The question was asked what is a single line font and what is so special about it. The easiest way I can think of to explain it is just to show you.
As you can see, there is a nothing wrong with using other fronts if that is the look you want. You can always color the letters in afterward but to me that sort of defeats the purpose of using the pen. I mean if you wanted thick letters then why not just cut them out and save yourself all the trouble of putting the pen in, printing and coloring them in.
I remember seeing another holder but don't recall where so I can't check to see any fonts are available on that site but the one I am familiar with is Cri-kits. I know you can buy single line fonts at Cri-kits for $3.99 (I used Cri-Kits Sans-Serif). The pens which come in several different colors as well as Metallic, Glitter, Pastel, and Swirls (I used the Red Metallic).
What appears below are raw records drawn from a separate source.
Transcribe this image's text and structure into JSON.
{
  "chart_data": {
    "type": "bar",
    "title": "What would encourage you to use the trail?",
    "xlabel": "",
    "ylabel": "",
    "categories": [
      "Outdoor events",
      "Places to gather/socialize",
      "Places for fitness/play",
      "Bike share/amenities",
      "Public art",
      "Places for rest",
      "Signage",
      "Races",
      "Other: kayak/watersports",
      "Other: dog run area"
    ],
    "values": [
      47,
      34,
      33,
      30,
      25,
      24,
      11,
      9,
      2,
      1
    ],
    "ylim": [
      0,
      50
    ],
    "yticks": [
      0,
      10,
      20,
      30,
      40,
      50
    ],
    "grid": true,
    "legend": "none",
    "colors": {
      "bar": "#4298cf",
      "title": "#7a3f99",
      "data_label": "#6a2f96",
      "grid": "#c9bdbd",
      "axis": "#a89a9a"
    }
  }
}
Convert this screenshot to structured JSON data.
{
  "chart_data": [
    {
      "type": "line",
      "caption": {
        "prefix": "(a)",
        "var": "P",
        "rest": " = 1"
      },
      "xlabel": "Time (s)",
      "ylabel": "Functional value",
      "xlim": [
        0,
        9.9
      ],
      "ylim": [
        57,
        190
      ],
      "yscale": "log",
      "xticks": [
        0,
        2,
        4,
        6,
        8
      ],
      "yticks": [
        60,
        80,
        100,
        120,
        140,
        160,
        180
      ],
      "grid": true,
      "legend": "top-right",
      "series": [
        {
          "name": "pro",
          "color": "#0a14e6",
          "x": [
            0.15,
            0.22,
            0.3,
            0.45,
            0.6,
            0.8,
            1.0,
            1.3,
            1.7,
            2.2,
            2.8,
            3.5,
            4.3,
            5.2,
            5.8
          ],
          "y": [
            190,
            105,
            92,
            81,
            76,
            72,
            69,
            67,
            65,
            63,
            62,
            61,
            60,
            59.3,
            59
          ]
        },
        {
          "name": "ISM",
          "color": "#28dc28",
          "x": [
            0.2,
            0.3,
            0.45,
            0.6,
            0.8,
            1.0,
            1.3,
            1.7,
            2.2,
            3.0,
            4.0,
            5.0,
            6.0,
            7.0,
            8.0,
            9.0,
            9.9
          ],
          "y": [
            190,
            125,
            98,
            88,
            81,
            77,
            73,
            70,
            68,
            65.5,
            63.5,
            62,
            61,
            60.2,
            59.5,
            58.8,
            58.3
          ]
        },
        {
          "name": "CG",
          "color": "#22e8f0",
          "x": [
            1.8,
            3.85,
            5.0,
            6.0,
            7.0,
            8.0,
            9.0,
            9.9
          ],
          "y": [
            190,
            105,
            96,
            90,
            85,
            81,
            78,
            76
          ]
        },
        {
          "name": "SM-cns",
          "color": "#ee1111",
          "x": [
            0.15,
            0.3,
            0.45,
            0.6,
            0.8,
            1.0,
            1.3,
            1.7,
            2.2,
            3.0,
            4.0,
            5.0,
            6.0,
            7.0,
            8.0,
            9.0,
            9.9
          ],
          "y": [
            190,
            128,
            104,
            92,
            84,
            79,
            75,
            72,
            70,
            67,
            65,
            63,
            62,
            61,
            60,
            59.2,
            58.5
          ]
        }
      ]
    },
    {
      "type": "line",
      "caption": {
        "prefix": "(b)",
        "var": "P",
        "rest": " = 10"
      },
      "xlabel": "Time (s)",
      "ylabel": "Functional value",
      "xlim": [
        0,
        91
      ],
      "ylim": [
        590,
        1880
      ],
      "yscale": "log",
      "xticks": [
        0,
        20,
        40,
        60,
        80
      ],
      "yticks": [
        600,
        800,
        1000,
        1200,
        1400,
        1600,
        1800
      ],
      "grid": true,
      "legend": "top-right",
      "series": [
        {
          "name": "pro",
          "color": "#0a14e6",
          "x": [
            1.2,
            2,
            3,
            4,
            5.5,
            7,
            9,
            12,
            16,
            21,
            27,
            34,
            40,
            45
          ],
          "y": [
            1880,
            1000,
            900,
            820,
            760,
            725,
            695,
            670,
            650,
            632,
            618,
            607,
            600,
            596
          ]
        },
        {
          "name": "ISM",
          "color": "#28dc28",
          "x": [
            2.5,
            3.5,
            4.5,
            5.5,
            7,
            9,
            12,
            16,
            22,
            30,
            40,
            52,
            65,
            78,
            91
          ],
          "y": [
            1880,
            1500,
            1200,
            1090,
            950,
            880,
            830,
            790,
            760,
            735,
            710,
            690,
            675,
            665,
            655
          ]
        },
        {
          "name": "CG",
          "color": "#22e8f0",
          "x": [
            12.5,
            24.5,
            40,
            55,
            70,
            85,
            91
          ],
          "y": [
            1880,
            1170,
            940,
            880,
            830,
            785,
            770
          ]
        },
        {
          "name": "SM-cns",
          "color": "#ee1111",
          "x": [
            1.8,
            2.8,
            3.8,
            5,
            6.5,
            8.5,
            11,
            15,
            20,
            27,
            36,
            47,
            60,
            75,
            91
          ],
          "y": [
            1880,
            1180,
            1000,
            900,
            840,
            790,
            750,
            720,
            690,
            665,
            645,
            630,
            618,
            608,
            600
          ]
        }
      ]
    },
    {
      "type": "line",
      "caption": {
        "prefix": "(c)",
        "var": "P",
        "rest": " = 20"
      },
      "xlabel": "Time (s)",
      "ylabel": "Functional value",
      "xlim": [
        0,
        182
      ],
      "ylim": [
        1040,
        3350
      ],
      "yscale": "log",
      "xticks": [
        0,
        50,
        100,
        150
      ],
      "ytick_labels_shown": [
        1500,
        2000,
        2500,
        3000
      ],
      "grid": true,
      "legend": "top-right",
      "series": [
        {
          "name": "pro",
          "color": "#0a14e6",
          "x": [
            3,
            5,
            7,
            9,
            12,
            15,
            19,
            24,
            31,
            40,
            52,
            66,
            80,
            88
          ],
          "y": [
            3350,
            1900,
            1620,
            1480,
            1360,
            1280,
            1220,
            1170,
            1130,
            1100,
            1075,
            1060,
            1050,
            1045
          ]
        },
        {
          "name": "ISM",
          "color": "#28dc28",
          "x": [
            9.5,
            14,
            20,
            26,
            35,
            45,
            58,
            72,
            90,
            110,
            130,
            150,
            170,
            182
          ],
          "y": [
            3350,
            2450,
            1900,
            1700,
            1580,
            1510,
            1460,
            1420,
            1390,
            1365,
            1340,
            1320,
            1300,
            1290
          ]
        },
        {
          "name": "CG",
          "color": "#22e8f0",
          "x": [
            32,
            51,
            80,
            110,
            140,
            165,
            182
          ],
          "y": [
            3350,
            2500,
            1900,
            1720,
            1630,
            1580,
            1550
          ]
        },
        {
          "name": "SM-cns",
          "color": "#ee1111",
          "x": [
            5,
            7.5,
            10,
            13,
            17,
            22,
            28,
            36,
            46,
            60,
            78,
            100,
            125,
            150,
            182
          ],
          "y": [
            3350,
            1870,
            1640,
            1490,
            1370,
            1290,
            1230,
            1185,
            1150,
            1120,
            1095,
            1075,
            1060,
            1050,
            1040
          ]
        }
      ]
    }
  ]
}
Naturally the pen holder (which also holds the embosser) is available there.
In addition to the Cri-kits fonts there are some free single lined fonts available for download. I know Club CK has Free Font Friday and they are now offering CK Curly which appears to be a single line font. Also, don't forget to check out the blogs you follow. They may not have a font but they may provide you with information on where to get them.
Update: For more information on fonts; filling fonts, list of fonts and even how to make your own font in Inkscape (there is probably more information you ever wanted to know about fonts) please visit Kay over there at Cleaver Someday.
I hope my post cleared up some of the confusion as to why use a single line font with a pen.